Задолго до того, как поднялись Деспоина и ее одурманенные вином франкские гости, графиня Корфу вызвала носилки и эскорт стражников. Не оставив во дворце Бардас никаких следов своих намерений, она, уставшая и измученная, с отяжелевшим взглядом, распорядилась унести себя в час, когда еще заспанные и зевающие лавочники только открывают свои палатки, а изнуренные трудом уборщики улиц сгребают отовсюду мусор и отбросы.

– В Приморский дворец. И без лишнего шума, – повелела Сибилла старшему над наемниками.

Раскинувшись на подушках в носилках, Сибилла прислушивалась к щелканью бичей, ударами которых стражники расчищали проход через толпу крестьян и мелких торговцев, направлявшихся к торговым рядам Константинополя.

Чувство удовольствия наполнило ее, едва занавески носилок ритмично закачались в такт шагам дюжих нубийских носильщиков, отобранных за их большой рост и широкую поступь.

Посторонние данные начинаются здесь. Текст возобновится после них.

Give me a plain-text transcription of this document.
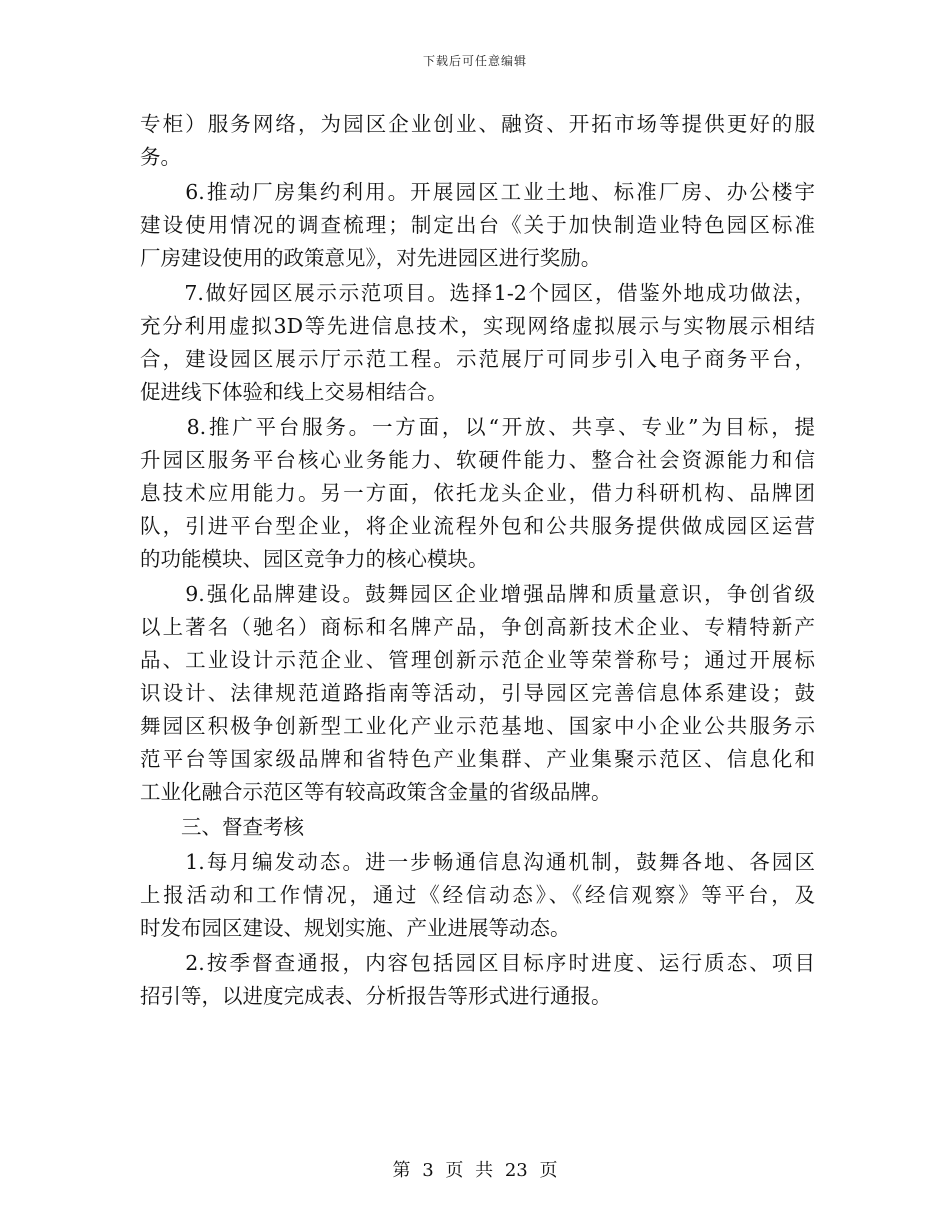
下载后可任意编辑
专柜）服务网络，为园区企业创业、融资、开拓市场等提供更好的服
务。
　　6.推动厂房集约利用。开展园区工业土地、标准厂房、办公楼宇
建设使用情况的调查梳理；制定出台《关于加快制造业特色园区标准
厂房建设使用的政策意见》，对先进园区进行奖励。
　　7.做好园区展示示范项目。选择1-2个园区，借鉴外地成功做法，
充分利用虚拟3D等先进信息技术，实现网络虚拟展示与实物展示相结
合，建设园区展示厅示范工程。示范展厅可同步引入电子商务平台，
促进线下体验和线上交易相结合。
　　8.推广平台服务。一方面，以“开放、共享、专业”为目标，提
升园区服务平台核心业务能力、软硬件能力、整合社会资源能力和信
息技术应用能力。另一方面，依托龙头企业，借力科研机构、品牌团
队，引进平台型企业，将企业流程外包和公共服务提供做成园区运营
的功能模块、园区竞争力的核心模块。
　　9.强化品牌建设。鼓舞园区企业增强品牌和质量意识，争创省级
以上著名（驰名）商标和名牌产品，争创高新技术企业、专精特新产
品、工业设计示范企业、管理创新示范企业等荣誉称号；通过开展标
识设计、法律规范道路指南等活动，引导园区完善信息体系建设；鼓
舞园区积极争创新型工业化产业示范基地、国家中小企业公共服务示
范平台等国家级品牌和省特色产业集群、产业集聚示范区、信息化和
工业化融合示范区等有较高政策含金量的省级品牌。
　　三、督查考核
　　1.每月编发动态。进一步畅通信息沟通机制，鼓舞各地、各园区
上报活动和工作情况，通过《经信动态》、《经信观察》等平台，及
时发布园区建设、规划实施、产业进展等动态。
　　2.按季督查通报，内容包括园区目标序时进度、运行质态、项目
招引等，以进度完成表、分析报告等形式进行通报。
第 3 页 共 23 页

Мария из племени аланов , любимая наложница Алексея Комнина, вряд ли могла выехать из дворца в такое раннее утро. Мария, которую Алексей Комнин узурпировал вместе с короной у бездарного поэта-императора Никифора Третьего, была хороша, как Елена Прекрасная, и по выразительности черт превосходила статую Венеры из слоновой кости, которая некогда украшала Пантеон в императорском Риме.

Но что самое удивительное, Марию, по слухам, не только терпела императрица Ирина, но ласково принимала не по годам развитая и образованная дочь императора Анна. В свои четырнадцать лет она вела летопись не только царствования своего отца, но и пребывания франкских крестоносцев на их земле.

У ворот Приморского дворца, сверкавших белизной в лучах утреннего солнца, графиню Корфу встретили любезно; ее носилки немедленно пропустили внутрь. Выпорхнув из них у портала, она исчезла, в складках драпировок.

Час спустя стратег Мануэль Бутумит появился во дворе дворца, вскочил на коня и во главе копьеносцев поскакал к Священному дворцу, иначе именуемому Львиным дворцом. Суровая улыбка играла на загорелом лице армянина. Алексею Комнину, христолюбивому императору римлян, должны понравиться новости, которые он ему везет.

– Милорд! Милорд! Солнце уже высоко, а нам сегодня многое предстоит сделать.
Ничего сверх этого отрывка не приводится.